I am a long time, no time paying user of Ancestry.com, and I love meeting new people through the site, but it sometimes frustrates me because that data is so restricted to paying members. It is also not super easy to back up. Previously, I tried to wrangle an instance of MediaWiki with Semantic MediaWiki addons, but that proved to be cumbersome and hard to update to keep secure.
So, this summer I have been working on a new genealogy site, but to be easy to use, collaborative, and flexible. I call it familiar, and it currently has limited features but is working well for what I do! It is not meant for hard core genealogists and does not include features (yet) that lend themselves to research - it is more meant for casual users who maybe just want to see some pictures of their ancestors.

source code | online demo | license: MIT License


This one comes from an idea I actually had while I was in England, then trying to make simple iOS apps and web backends but not quite succeeding. The idea was to have an app that would just sit on your phone, and at random intervals would pop up with two buttons: :) and :(. I thought it would be cool to location tag the responses and map them out - to get a relative happiness index of any given area, if it were to be widely used.

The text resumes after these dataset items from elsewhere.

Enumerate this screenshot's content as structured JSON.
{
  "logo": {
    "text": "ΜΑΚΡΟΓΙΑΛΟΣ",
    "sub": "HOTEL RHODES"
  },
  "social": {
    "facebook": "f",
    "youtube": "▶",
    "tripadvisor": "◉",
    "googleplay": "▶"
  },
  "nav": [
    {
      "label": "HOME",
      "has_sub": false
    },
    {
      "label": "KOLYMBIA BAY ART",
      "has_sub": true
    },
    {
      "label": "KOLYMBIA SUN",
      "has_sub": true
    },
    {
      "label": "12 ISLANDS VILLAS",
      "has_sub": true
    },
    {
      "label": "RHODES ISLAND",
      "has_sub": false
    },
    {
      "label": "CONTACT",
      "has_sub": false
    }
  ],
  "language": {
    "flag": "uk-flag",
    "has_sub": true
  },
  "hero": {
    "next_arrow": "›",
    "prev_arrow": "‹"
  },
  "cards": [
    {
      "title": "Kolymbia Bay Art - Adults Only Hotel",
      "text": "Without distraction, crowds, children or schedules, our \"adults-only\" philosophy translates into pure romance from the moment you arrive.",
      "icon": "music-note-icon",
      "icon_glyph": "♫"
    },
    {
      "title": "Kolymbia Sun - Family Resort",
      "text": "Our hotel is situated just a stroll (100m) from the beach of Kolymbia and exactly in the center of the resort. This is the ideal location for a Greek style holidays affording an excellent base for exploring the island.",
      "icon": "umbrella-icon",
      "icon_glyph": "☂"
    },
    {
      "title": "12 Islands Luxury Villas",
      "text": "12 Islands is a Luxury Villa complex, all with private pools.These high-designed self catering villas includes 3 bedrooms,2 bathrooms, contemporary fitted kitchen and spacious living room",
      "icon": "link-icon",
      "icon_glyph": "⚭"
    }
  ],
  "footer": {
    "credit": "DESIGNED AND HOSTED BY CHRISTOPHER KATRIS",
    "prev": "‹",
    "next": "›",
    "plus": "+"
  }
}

I never quite managed to do it then, but this summer I sat down and pounded out the web version in a few hours. It's a little more complex than my original idea, but the framework is there an app to plug in to. Additionally, you can enter your mood as a text field, and you can also enter why you're feeling like you are. Eventually I'd like to turn this into a sort of life development app like Mint.com or MyFitnessPal, except instead of financial or physical health, you would track your mental health.
The end result (so far anyway!) is something I'm fairly proud of and even use myself once in a while, to store little mental reminders to myself.
NOTE: if you're going to use the demo instance here, be aware that it is not very secure and the emotional notes you enter are NOT encrypted or very safe at all. Hopefully eventually I will change this.